In exchange for his life.
His lips curved into a bitter smile.
Some choice.
He emptied his mind of all thought. He slowed his breathing and focused on the sensation of the cold air dancing across his bare skin.
Across his bare chest. Down his arms, where a faint halo of ka’qui rippled and flowed across the palms of his hands, into his fingertips…
He allowed his essence to flow out into the Universe. He allowed the void to seep into his mind. Pure, blissful nothingness slipped into his cracks and fissures, momentarily erasing the scars left after a lifetime of pain; thousands of tiny wounds, insignificant little deaths inflicted by his own wretched, callused hands.
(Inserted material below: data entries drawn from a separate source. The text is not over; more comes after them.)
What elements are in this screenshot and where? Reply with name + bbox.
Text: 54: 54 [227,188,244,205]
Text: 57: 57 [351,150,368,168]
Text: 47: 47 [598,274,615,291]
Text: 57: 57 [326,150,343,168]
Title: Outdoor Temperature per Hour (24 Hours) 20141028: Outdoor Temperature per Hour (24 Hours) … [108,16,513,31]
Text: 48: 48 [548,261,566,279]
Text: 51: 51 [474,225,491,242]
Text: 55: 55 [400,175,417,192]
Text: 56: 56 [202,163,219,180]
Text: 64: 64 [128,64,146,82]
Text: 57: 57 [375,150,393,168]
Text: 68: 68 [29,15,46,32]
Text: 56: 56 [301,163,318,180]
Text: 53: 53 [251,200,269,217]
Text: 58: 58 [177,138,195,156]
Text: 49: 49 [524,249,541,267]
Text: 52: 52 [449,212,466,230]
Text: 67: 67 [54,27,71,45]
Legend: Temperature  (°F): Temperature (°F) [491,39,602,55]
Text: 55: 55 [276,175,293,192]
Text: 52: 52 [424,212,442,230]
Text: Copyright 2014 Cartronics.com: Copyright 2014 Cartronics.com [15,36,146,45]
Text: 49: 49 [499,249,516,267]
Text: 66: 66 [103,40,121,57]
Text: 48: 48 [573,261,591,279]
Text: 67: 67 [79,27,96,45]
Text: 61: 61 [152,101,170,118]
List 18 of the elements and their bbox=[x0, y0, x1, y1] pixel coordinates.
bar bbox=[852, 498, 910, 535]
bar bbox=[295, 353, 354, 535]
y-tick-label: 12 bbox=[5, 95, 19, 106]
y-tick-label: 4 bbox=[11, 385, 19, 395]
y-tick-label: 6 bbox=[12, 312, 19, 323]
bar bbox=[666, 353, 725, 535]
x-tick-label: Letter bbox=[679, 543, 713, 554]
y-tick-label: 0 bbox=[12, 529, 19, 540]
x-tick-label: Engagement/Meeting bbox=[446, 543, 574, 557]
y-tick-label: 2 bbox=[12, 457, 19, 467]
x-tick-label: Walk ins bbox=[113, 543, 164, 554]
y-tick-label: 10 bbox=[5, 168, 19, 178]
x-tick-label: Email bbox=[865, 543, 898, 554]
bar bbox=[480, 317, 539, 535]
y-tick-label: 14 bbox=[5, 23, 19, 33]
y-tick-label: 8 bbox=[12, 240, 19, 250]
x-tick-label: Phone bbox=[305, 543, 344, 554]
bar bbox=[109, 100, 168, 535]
Beneath the grandeur of the Universe, everything was insignificant.
Him, most of all.
He closed his sightless eyes and drifted outside his body, allowing the void to take him.
Until he felt it… the faint tendril of a familiar thread.
Wondering.
If he would come to her again.
So he followed it.
Seized it.
And eventually, he did.
He resurfaced in a subterranean room, but unlike the place where he’d left his mortal body, this one was filled with light, thanks to a transparent panel in the ceiling.
Of course, he couldn’t see the light with his blacked-out eyes. But he could sense it with his Second Sight, the powerful sixth sense that encompassed all others. He could feel the billions of microscopic particles of energy colliding with his ephemeral body.
If this were his real body, he would be wincing in pain as the sunlight burned through his pale Kordolian skin. But here, he was only a projection, an extension of his own intangible will.
In the void, he drifted… until the lines of reality became blurred, and he came as close to freedom as he’d ever been.